Recuerdas lo que sucedió hace diez años: ellos te han obligado a recordarlo, aunque deseas olvidar, no por nada, sino porque ya no soportas el dolor, ya no soportas la sucesión de pérdidas, sangre, destrucción y barro. Porque has decidido no decir nada, no añadir nada, porque sabes perfectamente todo lo que se ha dicho, lo has memorizado y estás harto de ello. Porque quieres mirar hacia delante y olvidar todo lo que ha quedado atrás. Sin embargo, ese atrás es pesado, muy pesado, y tira de ti hacia atrás: te agarra de la ropa y el pelo, te ruega que no lo dejes y que lo pongas delante de ti, y cuando lo escuchas te dice: ahhh… Y ese suspiro te llena el pecho. Te rindes y sientes pena por ti mismo cuando eso sucede.
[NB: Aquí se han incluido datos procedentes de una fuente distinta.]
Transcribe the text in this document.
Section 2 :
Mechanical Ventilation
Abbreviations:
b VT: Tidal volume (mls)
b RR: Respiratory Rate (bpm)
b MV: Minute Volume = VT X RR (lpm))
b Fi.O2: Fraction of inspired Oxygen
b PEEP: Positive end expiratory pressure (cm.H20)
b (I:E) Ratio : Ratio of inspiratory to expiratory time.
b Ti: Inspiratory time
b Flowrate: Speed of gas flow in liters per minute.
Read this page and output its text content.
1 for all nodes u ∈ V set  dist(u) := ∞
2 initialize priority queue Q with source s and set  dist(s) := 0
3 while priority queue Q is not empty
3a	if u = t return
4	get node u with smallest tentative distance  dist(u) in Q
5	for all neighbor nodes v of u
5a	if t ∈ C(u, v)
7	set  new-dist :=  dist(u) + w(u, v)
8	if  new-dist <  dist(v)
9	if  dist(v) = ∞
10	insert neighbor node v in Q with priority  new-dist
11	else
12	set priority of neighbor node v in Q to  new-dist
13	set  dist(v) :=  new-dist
Pero, ¿hacia dónde ir ahora?
Ahora estoy en Homs. Camino por las calles, las que están destruidas y las que no, me fijo en los rostros, los mercados, las mercancías, y me digo: «Este rostro duro que acaba de pasar a mi lado podría ser el de un asesino bajo tierra, y ese otro bueno y tranquilo podría ser el de un mártir oprimido asesinado con una bala traidora.» Organizar los rostros de los viandantes es mi afición mientras camino: «Este es un asesino y este, una víctima; este es un mártir y este, un carnicero.» Me detengo en algunos rostros y pienso: «A este asesino, tal vez, lo despierte su conciencia por la noche y este mártir tal vez tenía una historia que no quería que nadie conociera.» Dejo de categorizar los rostros y me reprendo porque eso no está bien, pero ese pequeño juicio en mi contra es como una última impotencia que intento solucionar. La impotencia acumulada empuja al ser humano a hacer las cosas más miserables y carentes de sentido.
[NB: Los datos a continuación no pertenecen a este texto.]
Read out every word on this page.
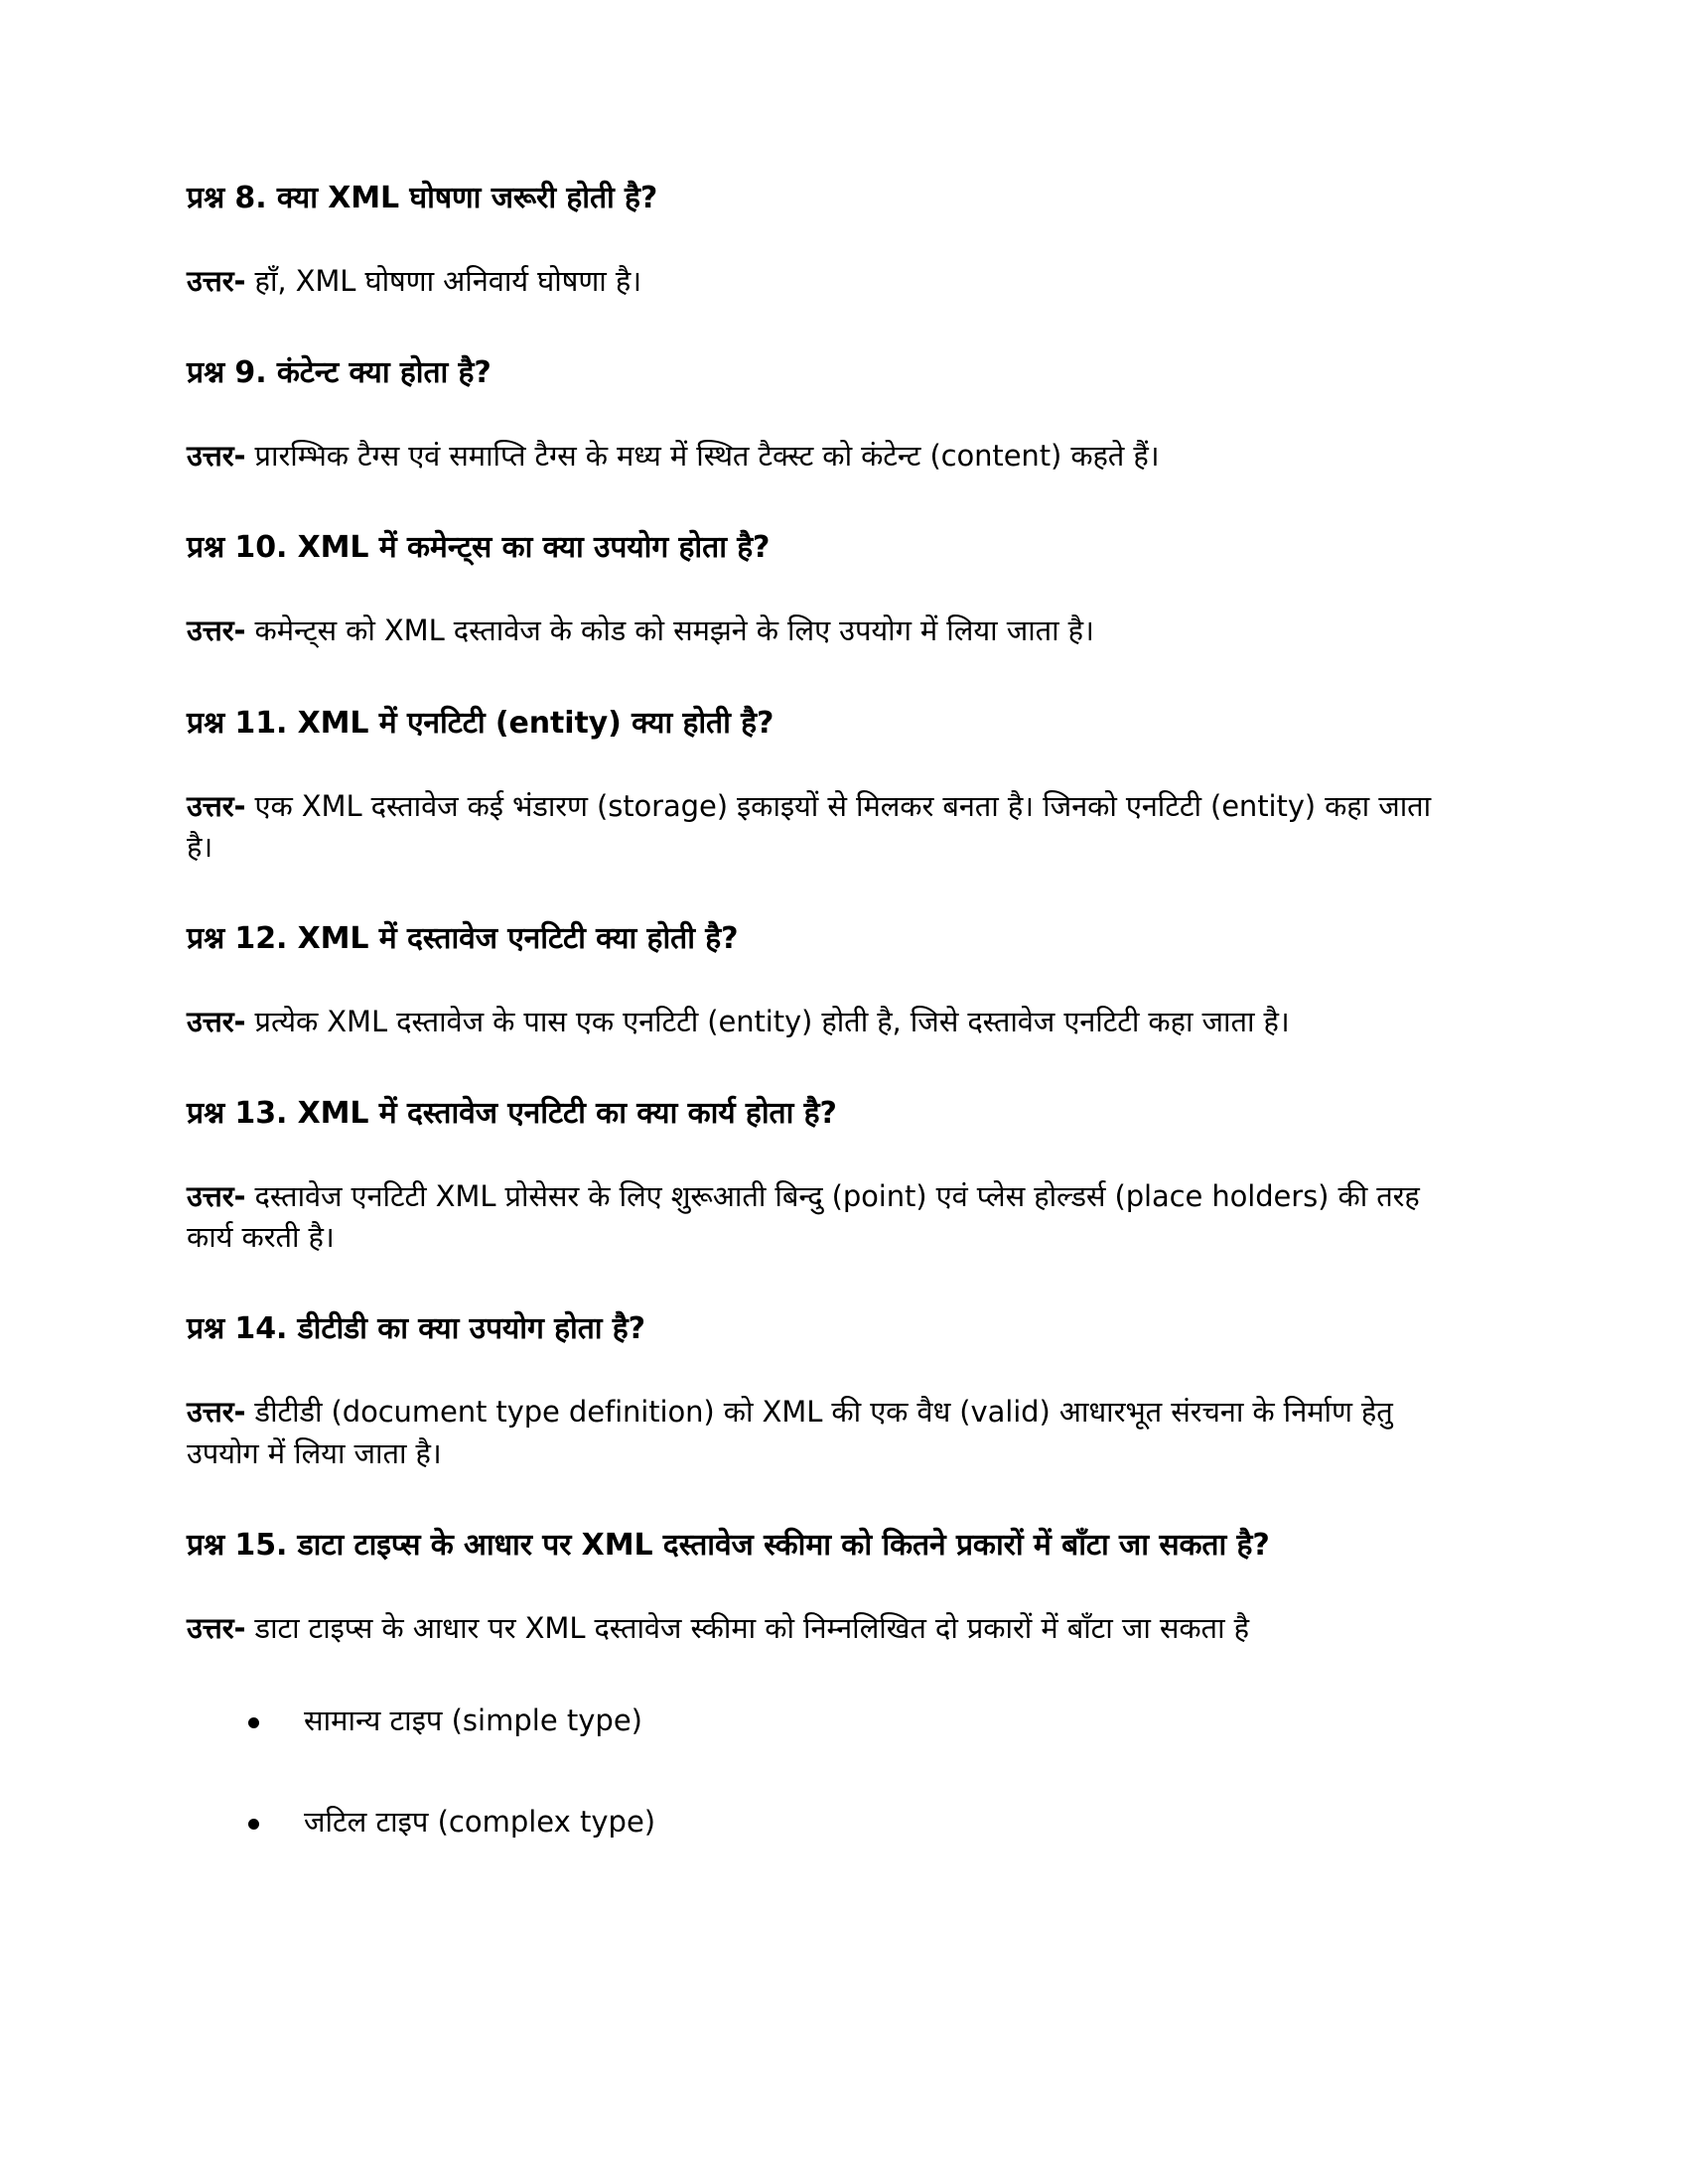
प्रश्न 8. क्या XML घोषणा जरूरी होती है?

उत्तर- हाँ, XML घोषणा अनिवार्य घोषणा है।

प्रश्न 9. कंटेन्ट क्या होता है?

उत्तर- प्रारम्भिक टैग्स एवं समाप्ति टैग्स के मध्य में स्थित टैक्स्ट को कंटेन्ट (content) कहते हैं।

प्रश्न 10. XML में कमेन्ट्स का क्या उपयोग होता है?

उत्तर- कमेन्ट्स को XML दस्तावेज के कोड को समझने के लिए उपयोग में लिया जाता है।

प्रश्न 11. XML में एनटिटी (entity) क्या होती है?

उत्तर- एक XML दस्तावेज कई भंडारण (storage) इकाइयों से मिलकर बनता है। जिनको एनटिटी (entity) कहा जाता है।

प्रश्न 12. XML में दस्तावेज एनटिटी क्या होती है?

उत्तर- प्रत्येक XML दस्तावेज के पास एक एनटिटी (entity) होती है, जिसे दस्तावेज एनटिटी कहा जाता है।

प्रश्न 13. XML में दस्तावेज एनटिटी का क्या कार्य होता है?

उत्तर- दस्तावेज एनटिटी XML प्रोसेसर के लिए शुरूआती बिन्दु (point) एवं प्लेस होल्डर्स (place holders) की तरह कार्य करती है।

प्रश्न 14. डीटीडी का क्या उपयोग होता है?

उत्तर- डीटीडी (document type definition) को XML की एक वैध (valid) आधारभूत संरचना के निर्माण हेतु उपयोग में लिया जाता है।

प्रश्न 15. डाटा टाइप्स के आधार पर XML दस्तावेज स्कीमा को कितने प्रकारों में बाँटा जा सकता है?

उत्तर- डाटा टाइप्स के आधार पर XML दस्तावेज स्कीमा को निम्नलिखित दो प्रकारों में बाँटा जा सकता है

सामान्य टाइप (simple type)
जटिल टाइप (complex type)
Al teléfono, una voz triste dice que los últimos diez años han pasado como un largo sueño cuyo final aún esperamos. Le doy la razón y miro al cielo, donde la lluvia parecen barras de hierro y el sol, una tristeza amarilla. Escucho a la gente y sus palabras resultan metáforas incapaces de una derrota que se avergüenza de decir que lo es.
Pienso que el juego favorito de todo el mundo aquí es no llamar a las cosas por su nombre, ya que llevamos diez años viviendo «la guerra»; «la crisis» asfixiante actual la ha provocado «la gobernanza»; «las ballenas» son quienes han provocado la pobreza de la sociedad; «el sabio liderazgo» emite resoluciones que no tienen en cuenta las circunstancias de las personas y las «autoridades competentes» agarran a un joven y lo asesinan «sin querer»[1].
Estas débiles metáforas son la forma que todos tienen de renegar y superar la realidad ausente, pero todo esto tiene un precio, puesto que uno acaba sintiendo que ha sido borrado, que su cerebro ha sido borrado y que su existencia en sí misma también lo ha sido. Tienes que destruir todo lo que guardas en tu pecho para construirte tu existencia segura aquí. Debes mentir hasta el límite de la mentira para protegerte. El miedo y la frustración son el pan de cada día y, cuando te encuentras frente a una realidad o una mentira más grande de lo que esperabas, no tienes más opción que huir y esconderte, después de tragártela hasta el punto de asfixiarte.
Ahora mismo me encuentro en Homs y te estoy hablando. Te digo que sigo caminando por las calles y escucho las voces de los ausentes. Su voz lo tortura a uno aquí. Hablan mucho en general, a pesar de su ausencia. A veces, por ejemplo, dicen: «Os esperamos.» Otras: «Seguiremos presentes en vuestro sueño y vuestra vigilia.» También dicen: «Confiamos en vuestra ira y tristeza.» Y también: «Nos quedaremos callados esperando que habléis.»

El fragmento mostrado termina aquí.